I was scrolling through my Instagram feed the other day, looking at all of the people’s photos I follow. Some of the users I follow are sports related, celebrities or just funny pictures. But majority of the people I follow are people that I actually know in real life. As I was mindlessly scrolling through the feed, I came to a realization that my body naturally acts a certain way. For every one of my friend’s photos, I would “Like” them unconsciously. As Instagram has a setting in their application where you can look at all of the pictures you’ve liked ever, I decided to check it out. To my surprise, I’ve “Liked” every single of my friend’s photos while ignoring photos that belonged to celebrities and companies. I’ve even “Liked” one of my friend’s mass posts of her cats even though personally, it is one of my pet peeves (pun not intended). So I thought to myself, why and when did this become a norm?

Over the years, the advancement of technology and the domination of the Internet has changed the whole concept of sharing. Christian Fuchs mentions in his text Social Media: A Critical Introduction 2nd Edition that,

Sharing is a positively connoted term. We share our feelings of happiness and grief with friends and loved ones. We share a bottle of wine as a gift. Love is about altruistic sharing of space and time along with very strong positive feelings. Sharing is a positive emotional activity (284).

Sharing has been a concept of sympathy and love before Internet was ever a thing. In preschool, we are taught the phrase “Sharing is Caring” and are expected to follow it because it is the right thing to do. But with the advancement of technology, the Internet has changed the value of sharing. It has changed the way we communicate and how we respond when things are shared to us. The Internet has changed our whole language and how we socialize with one another.

I received a call from a friend the other day. That particular day I had a bad day at work, and on top of that also had to drive through two hours of traffic to get home. The friend that called me just came to the States from Japan and just wanted to see what I was up to. He called me to ask me a simple question on what the name of the restaurant we went when I came to visit him. I answered and since the conversation didn’t seem like it was going anywhere, we both ended the call. I thought to myself, why couldn’t he have just texted me this? Like the whole concept of “Liking” your friend’s photos on Instagram, media enforces certain ideologies that affect our way of thinking and living. Ilana Gershon mentions in her article “Breaking Up is Hard to Do: Media Switching and Media Ideologies” that,

This quantity has affected Americans’ beliefs, attitudes, and strategies about a single medium (i.e., their media ideology), which is shaped by all the media already present in their media ecologies (for a discussion of contemporary media ecologies (389)

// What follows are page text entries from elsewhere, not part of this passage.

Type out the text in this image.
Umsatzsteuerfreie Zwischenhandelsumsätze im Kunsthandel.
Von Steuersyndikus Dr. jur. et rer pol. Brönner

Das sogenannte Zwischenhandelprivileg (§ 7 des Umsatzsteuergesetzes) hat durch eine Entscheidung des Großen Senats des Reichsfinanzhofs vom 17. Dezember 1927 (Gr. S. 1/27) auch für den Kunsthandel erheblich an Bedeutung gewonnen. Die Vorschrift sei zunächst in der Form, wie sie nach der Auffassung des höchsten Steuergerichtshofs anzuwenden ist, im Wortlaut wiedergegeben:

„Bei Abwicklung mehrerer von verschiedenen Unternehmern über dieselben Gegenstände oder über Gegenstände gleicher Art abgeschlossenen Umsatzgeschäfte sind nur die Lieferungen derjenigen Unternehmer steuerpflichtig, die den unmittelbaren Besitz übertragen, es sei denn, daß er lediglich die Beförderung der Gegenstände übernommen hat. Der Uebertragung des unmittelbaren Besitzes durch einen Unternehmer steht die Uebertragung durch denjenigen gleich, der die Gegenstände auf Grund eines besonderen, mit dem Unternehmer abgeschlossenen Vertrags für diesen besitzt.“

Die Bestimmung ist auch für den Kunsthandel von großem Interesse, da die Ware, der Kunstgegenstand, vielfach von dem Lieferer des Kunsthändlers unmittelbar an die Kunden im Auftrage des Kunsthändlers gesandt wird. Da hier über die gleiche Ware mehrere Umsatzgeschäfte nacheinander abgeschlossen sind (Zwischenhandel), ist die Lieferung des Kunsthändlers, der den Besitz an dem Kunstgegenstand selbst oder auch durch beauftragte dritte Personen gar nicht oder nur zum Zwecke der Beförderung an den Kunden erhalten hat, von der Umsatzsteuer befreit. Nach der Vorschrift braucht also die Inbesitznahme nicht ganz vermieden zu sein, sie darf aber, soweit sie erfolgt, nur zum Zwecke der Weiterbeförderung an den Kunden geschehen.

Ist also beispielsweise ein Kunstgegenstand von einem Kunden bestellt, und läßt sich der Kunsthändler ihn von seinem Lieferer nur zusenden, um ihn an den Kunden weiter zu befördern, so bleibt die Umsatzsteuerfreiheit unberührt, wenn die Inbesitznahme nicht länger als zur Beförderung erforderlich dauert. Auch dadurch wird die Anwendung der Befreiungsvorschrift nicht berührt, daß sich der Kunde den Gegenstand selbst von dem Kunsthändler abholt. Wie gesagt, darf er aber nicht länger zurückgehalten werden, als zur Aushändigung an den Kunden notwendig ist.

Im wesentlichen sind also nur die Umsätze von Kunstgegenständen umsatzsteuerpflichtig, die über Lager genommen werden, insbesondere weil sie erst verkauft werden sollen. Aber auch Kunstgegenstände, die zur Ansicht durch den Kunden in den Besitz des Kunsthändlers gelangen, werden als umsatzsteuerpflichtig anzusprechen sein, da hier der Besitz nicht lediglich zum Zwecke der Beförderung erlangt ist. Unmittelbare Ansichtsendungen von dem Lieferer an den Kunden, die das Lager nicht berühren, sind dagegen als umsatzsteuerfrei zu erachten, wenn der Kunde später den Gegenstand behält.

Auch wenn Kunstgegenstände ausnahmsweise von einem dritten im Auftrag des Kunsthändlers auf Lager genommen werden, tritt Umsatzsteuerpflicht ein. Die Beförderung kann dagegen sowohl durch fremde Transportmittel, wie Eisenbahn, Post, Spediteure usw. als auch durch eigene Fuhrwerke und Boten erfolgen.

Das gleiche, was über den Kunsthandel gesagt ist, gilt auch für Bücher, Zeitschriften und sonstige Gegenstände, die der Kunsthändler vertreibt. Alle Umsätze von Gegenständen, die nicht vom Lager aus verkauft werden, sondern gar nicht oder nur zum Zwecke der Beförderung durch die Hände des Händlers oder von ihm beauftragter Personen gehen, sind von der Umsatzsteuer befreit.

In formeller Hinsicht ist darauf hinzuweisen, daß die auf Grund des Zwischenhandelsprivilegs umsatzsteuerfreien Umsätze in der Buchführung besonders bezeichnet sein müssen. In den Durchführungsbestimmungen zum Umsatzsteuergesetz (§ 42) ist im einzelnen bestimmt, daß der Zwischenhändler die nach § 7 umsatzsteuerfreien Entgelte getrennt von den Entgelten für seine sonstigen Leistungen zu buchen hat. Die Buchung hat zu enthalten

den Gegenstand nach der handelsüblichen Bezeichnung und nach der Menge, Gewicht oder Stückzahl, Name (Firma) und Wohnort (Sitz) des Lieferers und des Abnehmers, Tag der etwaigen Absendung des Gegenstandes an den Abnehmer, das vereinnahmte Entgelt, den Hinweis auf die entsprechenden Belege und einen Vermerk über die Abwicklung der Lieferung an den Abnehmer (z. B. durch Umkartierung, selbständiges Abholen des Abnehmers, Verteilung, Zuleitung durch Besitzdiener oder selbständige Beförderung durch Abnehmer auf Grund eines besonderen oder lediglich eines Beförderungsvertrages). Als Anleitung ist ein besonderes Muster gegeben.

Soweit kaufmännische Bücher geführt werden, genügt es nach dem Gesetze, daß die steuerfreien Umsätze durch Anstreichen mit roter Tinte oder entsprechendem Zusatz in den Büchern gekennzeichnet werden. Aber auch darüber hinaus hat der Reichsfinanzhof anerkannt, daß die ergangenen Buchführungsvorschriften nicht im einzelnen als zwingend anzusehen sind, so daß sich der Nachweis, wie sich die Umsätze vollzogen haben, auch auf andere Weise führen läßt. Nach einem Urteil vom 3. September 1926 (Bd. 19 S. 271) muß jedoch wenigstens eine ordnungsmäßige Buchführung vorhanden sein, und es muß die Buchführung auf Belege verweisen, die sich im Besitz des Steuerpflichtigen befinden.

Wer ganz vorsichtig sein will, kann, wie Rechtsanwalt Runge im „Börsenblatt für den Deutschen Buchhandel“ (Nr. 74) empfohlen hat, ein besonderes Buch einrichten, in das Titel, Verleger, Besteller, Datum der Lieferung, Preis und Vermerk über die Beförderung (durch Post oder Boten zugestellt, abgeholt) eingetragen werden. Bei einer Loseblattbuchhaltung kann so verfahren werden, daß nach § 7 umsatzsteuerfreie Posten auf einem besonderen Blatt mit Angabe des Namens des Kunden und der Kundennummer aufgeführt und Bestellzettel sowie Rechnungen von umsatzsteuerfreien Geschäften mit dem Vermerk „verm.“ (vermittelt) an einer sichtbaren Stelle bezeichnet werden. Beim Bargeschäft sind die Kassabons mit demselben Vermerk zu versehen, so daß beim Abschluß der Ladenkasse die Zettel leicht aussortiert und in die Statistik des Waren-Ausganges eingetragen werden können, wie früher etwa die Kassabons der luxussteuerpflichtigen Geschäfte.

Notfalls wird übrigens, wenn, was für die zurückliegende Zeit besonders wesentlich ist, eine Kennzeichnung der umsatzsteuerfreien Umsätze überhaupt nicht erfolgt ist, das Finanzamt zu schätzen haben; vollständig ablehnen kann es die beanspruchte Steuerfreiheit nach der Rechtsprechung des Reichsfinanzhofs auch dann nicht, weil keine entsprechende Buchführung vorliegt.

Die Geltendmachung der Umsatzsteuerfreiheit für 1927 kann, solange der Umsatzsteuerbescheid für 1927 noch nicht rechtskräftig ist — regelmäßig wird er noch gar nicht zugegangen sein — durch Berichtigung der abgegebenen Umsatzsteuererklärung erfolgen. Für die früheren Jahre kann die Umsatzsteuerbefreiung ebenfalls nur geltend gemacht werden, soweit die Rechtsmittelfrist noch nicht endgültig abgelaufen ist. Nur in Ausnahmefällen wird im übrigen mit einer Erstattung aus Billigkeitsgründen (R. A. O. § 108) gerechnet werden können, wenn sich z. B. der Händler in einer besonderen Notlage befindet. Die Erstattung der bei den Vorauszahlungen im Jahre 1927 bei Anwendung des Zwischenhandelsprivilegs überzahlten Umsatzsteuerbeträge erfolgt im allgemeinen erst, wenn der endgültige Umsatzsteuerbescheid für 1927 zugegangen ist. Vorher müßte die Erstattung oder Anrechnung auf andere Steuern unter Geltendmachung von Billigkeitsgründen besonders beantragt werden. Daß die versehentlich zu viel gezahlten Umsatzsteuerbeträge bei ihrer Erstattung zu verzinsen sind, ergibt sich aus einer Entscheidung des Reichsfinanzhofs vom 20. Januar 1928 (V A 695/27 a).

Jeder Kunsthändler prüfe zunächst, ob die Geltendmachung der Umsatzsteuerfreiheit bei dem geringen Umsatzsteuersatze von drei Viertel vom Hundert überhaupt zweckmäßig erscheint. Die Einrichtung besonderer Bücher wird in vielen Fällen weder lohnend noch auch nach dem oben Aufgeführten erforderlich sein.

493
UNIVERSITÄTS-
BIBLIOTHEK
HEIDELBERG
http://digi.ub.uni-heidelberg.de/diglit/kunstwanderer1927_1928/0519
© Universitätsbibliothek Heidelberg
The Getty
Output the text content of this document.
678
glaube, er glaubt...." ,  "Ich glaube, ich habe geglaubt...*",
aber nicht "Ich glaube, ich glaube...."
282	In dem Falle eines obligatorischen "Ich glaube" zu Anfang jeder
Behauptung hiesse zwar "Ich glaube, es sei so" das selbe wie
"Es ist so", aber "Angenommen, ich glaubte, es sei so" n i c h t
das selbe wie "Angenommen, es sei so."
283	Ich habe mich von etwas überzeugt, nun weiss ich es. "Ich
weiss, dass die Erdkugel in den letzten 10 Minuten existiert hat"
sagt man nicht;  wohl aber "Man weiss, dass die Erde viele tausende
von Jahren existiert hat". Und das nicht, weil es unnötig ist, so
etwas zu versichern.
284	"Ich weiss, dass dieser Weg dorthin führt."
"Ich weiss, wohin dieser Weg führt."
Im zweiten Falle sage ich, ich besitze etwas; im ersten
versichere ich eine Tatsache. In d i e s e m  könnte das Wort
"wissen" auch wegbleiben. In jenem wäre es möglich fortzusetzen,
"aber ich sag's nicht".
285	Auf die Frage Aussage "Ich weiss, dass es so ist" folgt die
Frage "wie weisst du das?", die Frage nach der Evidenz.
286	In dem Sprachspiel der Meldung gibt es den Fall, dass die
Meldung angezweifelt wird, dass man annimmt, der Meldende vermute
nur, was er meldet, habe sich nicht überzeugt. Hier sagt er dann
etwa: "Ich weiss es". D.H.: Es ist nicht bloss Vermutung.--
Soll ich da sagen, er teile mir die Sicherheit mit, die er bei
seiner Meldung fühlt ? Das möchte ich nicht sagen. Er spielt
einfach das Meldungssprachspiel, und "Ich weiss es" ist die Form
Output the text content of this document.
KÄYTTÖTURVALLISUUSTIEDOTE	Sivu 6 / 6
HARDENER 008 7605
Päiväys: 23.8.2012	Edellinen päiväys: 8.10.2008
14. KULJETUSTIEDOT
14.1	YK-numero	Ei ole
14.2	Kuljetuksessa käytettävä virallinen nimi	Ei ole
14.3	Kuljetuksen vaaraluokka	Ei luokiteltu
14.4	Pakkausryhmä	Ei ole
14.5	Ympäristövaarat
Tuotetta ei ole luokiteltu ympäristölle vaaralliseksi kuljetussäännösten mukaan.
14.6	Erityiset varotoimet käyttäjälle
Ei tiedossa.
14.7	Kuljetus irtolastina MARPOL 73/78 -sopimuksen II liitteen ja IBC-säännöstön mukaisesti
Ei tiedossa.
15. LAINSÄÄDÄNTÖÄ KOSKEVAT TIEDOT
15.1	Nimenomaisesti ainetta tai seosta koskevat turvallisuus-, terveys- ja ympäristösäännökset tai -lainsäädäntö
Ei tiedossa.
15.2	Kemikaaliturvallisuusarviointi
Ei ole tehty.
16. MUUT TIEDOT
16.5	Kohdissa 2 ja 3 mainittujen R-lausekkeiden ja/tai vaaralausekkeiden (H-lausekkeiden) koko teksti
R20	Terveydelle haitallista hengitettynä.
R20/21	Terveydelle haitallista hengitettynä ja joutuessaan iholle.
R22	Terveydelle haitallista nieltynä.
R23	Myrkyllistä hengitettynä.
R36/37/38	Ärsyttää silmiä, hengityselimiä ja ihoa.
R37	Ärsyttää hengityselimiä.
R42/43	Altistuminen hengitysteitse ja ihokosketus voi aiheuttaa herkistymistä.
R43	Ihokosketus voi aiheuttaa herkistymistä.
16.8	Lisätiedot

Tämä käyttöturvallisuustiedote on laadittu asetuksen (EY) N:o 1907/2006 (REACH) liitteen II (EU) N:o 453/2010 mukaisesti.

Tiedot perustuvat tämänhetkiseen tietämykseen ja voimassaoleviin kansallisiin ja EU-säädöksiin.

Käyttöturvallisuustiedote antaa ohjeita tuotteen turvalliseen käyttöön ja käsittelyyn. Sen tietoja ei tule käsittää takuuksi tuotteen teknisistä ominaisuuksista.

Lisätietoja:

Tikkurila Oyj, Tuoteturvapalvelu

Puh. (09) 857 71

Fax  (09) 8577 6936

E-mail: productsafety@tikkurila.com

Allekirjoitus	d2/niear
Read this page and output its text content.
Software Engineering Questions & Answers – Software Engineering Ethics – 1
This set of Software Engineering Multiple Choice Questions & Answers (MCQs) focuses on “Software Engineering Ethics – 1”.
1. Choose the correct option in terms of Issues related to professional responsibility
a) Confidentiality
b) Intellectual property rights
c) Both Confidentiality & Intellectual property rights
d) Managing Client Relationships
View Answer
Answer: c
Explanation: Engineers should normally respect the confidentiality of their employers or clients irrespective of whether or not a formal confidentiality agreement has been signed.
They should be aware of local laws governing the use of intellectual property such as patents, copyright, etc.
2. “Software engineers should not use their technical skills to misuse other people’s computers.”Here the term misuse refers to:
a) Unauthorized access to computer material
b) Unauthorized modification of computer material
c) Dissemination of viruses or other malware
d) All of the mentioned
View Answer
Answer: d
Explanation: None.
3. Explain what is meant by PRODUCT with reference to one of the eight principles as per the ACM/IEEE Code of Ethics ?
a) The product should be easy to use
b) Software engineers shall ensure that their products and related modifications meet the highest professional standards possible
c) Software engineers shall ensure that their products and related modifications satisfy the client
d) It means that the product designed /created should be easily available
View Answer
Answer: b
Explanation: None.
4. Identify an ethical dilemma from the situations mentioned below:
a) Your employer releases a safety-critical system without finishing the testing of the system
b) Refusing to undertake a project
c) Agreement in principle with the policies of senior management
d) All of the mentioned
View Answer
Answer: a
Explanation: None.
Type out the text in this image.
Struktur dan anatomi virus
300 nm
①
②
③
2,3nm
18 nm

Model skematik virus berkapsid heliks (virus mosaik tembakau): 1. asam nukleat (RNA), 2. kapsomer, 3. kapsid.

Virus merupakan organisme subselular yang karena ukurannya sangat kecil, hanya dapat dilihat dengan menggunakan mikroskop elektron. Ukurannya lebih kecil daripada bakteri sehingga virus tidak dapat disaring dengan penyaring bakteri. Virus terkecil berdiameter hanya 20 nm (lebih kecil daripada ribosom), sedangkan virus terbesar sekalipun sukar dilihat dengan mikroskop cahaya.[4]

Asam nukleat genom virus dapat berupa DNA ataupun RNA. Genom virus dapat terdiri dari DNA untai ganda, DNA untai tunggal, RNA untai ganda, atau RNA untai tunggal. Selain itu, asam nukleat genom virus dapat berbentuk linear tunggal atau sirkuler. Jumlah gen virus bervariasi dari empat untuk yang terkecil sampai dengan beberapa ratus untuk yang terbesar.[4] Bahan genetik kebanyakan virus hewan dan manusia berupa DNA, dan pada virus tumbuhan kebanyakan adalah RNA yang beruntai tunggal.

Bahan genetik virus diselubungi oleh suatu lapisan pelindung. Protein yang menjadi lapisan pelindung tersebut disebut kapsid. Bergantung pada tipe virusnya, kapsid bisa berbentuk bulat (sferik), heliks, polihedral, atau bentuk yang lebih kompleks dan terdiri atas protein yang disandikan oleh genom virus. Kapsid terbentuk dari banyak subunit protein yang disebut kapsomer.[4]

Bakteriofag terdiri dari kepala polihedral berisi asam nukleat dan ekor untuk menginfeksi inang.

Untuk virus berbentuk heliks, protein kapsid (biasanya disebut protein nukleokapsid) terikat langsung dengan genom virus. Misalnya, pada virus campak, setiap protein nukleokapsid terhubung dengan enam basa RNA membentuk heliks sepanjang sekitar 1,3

It is interesting to see that we decide to follow these ideologies that were not created by a single individual nor through a law that was enforced by the government. That we decide to follow the hegemonic views because of the fear that comes with it when you don’t. That social media has changed our whole perspective of sharing and has changed how we think, how we act, and how we communicate. When did it happen when a value of an icon became much more important than a physical interaction? When did social media change our language, our love language.